The usage of the title within the religious framework relates to the belief of an intermediary between deities and man. Egyptologists Ausec, Otto, Teeter and Harrington translate wḥmw in the religious context as the 'Intermediary'. Galan notes that the operational structure of the title wḥmw and its function within the administrative framework operates in a bidirectional manner, either descending from the king to the people through the herald, or ascending from the people to the king or vizier via the herald. Conversely, within the religious context, the operational structure of the title wḥmw functions unidirectional, solely ascending from the people to the gods through a divine, royal or individual intermediary.

During the New Kingdom, statues were erected in the forecourts of temples in order to intercede for the public who were prohibited from entering the temple proper. These 'intermediary statues' were meant to report requests and petitions to the local gods. A known statue of Amenhotep, son of Hapu (who was posthumously deified), dates back to the reign of Amenhotep III, and reads:
Perform an offering which the king gives for (me)
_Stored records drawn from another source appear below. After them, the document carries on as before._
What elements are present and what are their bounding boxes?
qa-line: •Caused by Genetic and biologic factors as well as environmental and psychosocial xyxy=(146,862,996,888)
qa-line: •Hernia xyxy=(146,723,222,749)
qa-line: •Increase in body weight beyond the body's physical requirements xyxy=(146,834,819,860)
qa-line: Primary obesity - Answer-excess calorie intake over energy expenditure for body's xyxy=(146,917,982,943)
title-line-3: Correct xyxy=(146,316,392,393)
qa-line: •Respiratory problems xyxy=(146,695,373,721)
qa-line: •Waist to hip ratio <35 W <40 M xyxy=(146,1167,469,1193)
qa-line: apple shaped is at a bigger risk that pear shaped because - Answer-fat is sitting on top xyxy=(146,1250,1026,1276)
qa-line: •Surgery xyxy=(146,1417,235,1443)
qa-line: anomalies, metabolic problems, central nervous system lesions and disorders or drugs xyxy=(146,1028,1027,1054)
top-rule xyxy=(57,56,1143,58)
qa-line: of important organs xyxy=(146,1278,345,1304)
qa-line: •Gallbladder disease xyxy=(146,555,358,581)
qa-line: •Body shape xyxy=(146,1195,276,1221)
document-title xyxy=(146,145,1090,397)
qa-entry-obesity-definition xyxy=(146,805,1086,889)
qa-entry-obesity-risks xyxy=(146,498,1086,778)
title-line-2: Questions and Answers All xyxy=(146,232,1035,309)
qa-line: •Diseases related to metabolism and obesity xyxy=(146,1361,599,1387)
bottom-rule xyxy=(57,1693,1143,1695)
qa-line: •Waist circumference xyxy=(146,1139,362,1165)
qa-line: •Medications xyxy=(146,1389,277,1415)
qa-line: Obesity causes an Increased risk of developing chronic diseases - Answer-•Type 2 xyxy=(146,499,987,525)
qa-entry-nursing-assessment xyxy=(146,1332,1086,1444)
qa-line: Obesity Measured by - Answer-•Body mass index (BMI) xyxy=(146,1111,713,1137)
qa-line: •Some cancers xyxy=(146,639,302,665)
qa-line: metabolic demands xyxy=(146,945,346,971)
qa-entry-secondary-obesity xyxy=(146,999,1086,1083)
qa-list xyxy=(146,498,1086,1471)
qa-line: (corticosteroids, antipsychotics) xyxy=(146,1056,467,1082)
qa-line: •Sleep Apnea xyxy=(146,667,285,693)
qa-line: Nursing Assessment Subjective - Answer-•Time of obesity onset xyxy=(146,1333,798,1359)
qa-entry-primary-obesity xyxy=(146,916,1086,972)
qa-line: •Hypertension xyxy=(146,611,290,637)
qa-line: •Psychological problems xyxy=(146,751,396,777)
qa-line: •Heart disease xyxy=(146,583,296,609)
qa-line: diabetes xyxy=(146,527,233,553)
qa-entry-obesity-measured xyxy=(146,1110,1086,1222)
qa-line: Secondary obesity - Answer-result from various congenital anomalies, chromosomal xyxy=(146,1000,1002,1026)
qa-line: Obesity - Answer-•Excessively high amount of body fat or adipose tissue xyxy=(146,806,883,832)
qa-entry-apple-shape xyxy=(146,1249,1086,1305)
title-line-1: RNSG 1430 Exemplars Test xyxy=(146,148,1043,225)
and libate for me from what you have.
I am a herald (wḥmw) whom the king appointed
in order to hear the petitions of the humble,
in order to bring forward matters of the Two Lands.
— Urk.IV, 1833, 17–19
On another statue, Amenhotep calls himself the 'herald of the god Amun'.

=== Mythology ===
According to the Ancient Egyptian religion, some lesser deities acted as intermediaries between humans and the main deity. One such was the Apis bull, a sacred bull worshiped as the herald of the gods Ptah, Osiris and Atum.